Shortlist for Cardiff-based Artes Mundi 6 prize revealed
Ten artists from eight countries have been shortlisted for the UK's largest contemporary art prize.
The 2015 winner of the Cardiff-based Artes Mundi prize will receive £40,000.
The finalists come from the UK, USA, Portugal, Israel, Croatia, Iceland, Brazil and the Netherlands.
The shortlist was chosen from 800 nominations in 70 countries, and organisers said it included some "superstars" of contemporary art.
Artes Mundi - awarded every two years - was established in 2002 and supports contemporary visual artists from around the world who are still gaining international recognition.
The winner will receive their prize midway through a 17-week exhibition at Wales' National Museum of Art, on 22 January, 2015.
Selectors for the shortlist "particularly looked for artists whose work explores and comments on the human condition and lived experience".
Karen MacKinnon, Artes Mundi's director and curator, said: "The selectors for Artes Mundi 6 have chosen an astonishing group of artists from an extensive, worldwide list of nominations.
"I very much look forward to working with them, and to creating an exhibition next October that will give local and international audiences the opportunity to engage with some of today's most exciting international artists.
"There will be artists from different cultures and generations and an amazing array of artistic practices.
"Their work will form an exhibition that will be challenging, playful, moving and, above all, will emphasise the importance of art that challenges our perspectives and enriches our lives."

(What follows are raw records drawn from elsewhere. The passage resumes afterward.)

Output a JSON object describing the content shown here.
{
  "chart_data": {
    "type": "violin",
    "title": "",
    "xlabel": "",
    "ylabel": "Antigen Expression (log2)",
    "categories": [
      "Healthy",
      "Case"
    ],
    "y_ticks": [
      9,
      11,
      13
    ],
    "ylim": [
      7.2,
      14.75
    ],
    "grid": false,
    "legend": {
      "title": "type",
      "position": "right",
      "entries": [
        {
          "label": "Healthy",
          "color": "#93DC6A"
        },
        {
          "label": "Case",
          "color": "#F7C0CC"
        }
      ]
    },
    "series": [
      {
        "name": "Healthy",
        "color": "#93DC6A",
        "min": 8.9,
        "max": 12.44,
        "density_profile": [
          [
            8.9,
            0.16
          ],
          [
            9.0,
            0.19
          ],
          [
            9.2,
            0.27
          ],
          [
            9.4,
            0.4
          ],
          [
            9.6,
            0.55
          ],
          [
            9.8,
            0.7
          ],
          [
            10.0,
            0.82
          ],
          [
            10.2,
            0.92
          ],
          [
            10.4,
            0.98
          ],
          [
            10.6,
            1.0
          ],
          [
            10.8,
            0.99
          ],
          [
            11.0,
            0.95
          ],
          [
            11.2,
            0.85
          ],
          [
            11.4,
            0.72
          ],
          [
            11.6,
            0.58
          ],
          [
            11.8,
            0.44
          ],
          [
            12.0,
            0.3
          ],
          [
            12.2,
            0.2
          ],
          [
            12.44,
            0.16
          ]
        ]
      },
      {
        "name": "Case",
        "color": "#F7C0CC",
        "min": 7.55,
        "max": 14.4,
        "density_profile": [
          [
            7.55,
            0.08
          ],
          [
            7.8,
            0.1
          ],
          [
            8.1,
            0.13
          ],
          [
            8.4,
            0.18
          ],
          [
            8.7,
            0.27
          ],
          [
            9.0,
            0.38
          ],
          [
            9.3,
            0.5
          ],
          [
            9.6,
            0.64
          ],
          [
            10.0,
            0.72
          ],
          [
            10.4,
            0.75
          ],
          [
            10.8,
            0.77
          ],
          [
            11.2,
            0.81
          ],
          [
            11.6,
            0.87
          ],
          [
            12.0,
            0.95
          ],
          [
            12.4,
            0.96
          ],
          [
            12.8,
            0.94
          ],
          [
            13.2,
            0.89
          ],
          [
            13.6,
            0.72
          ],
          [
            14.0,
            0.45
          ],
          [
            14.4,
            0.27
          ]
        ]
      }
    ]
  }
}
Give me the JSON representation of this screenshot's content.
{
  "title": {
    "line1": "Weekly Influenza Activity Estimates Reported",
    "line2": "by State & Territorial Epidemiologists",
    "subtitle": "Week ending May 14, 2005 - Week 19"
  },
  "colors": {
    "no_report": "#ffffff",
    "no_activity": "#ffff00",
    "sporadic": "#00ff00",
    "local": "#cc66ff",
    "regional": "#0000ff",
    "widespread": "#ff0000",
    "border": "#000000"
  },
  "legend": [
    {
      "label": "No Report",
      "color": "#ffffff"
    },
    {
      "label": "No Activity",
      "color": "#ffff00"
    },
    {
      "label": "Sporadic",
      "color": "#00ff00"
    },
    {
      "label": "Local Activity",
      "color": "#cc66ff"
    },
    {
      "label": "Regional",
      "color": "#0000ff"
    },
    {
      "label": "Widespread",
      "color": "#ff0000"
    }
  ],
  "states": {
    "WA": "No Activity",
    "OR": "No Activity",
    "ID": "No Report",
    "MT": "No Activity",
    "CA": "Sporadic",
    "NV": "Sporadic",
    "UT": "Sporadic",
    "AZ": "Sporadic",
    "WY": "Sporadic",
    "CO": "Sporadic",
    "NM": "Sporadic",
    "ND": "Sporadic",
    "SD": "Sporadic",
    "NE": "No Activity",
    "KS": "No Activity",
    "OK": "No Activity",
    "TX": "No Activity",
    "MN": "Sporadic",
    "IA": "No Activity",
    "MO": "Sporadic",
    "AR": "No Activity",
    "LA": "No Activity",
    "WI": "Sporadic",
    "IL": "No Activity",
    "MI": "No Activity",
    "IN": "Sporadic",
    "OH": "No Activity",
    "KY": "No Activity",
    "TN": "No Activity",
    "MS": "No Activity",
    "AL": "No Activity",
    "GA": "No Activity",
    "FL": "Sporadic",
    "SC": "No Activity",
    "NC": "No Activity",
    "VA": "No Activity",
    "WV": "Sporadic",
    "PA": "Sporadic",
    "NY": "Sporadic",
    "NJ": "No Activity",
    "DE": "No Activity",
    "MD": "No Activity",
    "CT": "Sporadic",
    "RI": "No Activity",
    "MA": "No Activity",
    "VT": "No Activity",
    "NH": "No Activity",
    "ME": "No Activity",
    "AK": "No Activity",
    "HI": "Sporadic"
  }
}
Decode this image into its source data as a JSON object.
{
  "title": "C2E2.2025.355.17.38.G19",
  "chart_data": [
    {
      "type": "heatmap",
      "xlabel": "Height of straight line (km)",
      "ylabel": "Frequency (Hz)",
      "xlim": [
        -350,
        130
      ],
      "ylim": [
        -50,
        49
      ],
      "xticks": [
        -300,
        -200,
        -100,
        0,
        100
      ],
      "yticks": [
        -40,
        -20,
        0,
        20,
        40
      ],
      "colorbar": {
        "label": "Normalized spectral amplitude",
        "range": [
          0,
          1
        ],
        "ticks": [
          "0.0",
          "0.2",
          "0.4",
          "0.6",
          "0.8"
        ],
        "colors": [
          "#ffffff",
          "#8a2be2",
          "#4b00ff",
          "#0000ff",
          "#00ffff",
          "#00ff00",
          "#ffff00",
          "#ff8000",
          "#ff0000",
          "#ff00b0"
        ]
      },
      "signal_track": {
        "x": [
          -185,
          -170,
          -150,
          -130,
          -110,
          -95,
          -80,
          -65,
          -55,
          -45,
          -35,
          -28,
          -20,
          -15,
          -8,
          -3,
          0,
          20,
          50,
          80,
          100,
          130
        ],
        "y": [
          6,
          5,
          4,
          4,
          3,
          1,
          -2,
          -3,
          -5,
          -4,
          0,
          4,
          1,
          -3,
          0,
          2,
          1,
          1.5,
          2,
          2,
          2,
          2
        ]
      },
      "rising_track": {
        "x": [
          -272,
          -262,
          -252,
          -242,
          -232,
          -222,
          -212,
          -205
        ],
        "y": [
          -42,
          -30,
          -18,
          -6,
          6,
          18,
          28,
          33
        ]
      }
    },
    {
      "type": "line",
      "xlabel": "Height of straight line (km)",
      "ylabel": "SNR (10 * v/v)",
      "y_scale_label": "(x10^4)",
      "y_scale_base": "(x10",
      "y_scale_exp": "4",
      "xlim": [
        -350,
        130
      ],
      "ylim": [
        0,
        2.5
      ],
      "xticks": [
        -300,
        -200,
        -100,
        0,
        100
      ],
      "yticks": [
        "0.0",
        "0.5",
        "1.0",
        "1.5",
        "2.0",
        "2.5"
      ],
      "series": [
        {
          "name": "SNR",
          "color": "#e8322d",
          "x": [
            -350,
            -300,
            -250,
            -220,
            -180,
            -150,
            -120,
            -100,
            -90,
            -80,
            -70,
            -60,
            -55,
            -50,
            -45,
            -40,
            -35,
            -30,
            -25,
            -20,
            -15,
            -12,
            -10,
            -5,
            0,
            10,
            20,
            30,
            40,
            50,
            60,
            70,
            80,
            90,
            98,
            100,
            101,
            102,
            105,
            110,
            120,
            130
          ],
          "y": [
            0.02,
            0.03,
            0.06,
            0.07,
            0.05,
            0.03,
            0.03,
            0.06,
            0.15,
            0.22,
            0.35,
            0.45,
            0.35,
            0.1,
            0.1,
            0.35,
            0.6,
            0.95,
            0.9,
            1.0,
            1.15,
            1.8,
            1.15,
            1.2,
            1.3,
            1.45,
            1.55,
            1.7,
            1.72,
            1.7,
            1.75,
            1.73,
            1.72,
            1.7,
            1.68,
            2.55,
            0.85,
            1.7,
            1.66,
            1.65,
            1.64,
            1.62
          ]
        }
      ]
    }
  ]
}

She added: "Artes Mundi 6 promises to be a major cultural event in Cardiff - a vibrant and exciting experience of performance, music, site-specific installations, film, lectures and seminars based in the National Museum and Chapter Arts Centre, and spilling out onto the streets of the capital and beyond."
The prize was last won by Mexican artist Teresa Margolles, who was presented with her award by First Minister Carwyn Jones.
Her work focused on northern Mexico, where drug-related crime and violence is rife.
In one piece, Plancha, water used to cleanse dead bodies in a morgue was seen dripping from the ceiling on to hotplates.